Could you talk about your experience in lectures or during your semester work with advisors and how it may have shaped the writing life you are living now?  What about VCFA affected your career and where you are now?

Most immediately, I had Marc Aronson as a workshop leader during what I think was his only semester at VCFA. We had some common interests and ended up collaborating on my first trade books, an odd series of illustrated historical fiction called How to Get Rich. We packaged the series ourselves for National Geographic. The process of working with an illustrator and designer was incredibly fun. Less concrete but maybe more significant in the long run was the way my four advisors modeled variations on an approach to writing—a deep, lasting commitment to the words on the page and a conviction that each and everyone matters.

Do you have any VCFA connections that affect your career right now? 

I taught a workshop at Highlights last fall with my great friend Leda Schubert, who was a year or two ahead of me at VCFA. I’ve collaborated with Marc on a couple other projects since I met him there. I got a great shot of inspiration two years ago from the Loon Song retreat in Minnesota, organized by my classmates, Debby Edwardson, Jane Buchanan, and Maura Stokes. Great faculty, great conversation, kayaking. You should go!

What would you say to potential students or current students who are hoping to further their writing career? 

The same thing VCFA teaches: Don’t worry about your social media platform or what editors are looking for or what’s on the bestseller list. Just write.

What’s coming in the future for you and your writing life? Please let us know about any events coming up where readers could come see you.

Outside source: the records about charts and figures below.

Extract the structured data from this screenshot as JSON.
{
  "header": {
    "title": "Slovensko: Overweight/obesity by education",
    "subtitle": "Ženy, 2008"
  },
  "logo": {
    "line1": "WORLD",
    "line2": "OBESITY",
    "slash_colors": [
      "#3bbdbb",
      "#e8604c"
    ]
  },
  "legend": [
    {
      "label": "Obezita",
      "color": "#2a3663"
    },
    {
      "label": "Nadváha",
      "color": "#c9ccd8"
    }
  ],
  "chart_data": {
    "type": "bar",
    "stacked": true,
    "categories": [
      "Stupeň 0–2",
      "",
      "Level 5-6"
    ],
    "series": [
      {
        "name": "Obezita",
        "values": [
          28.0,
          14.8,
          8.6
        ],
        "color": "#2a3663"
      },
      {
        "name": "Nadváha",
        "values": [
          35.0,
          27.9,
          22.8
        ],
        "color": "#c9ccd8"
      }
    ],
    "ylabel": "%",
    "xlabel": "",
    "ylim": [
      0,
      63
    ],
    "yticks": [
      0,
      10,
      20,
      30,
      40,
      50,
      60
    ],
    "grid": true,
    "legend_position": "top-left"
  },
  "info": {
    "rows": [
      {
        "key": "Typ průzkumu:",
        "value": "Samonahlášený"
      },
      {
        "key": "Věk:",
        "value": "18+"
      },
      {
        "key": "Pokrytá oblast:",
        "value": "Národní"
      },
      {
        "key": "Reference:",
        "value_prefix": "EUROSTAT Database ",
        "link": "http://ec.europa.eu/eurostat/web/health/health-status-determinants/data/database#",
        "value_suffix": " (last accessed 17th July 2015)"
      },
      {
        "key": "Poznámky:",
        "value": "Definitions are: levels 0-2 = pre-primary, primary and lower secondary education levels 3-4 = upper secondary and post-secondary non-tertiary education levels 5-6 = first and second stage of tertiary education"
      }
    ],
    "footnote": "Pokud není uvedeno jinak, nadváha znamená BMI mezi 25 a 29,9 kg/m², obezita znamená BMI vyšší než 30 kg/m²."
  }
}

I have a standalone nonfiction book coming out in Spring 2020, about the race to climb K2 in the ‘30s and ‘50s. After five nonfiction survival books, every sentence feels like I’ve already written it. So I’m going back to a steampunky adventure novel I haven’t looked at in five years. I’m also trying to do more teaching. Leda is ditching me as a partner, so I’m doing a nonfiction workshop with Steve Sheinkin at Highlights in March 2020. Come join us!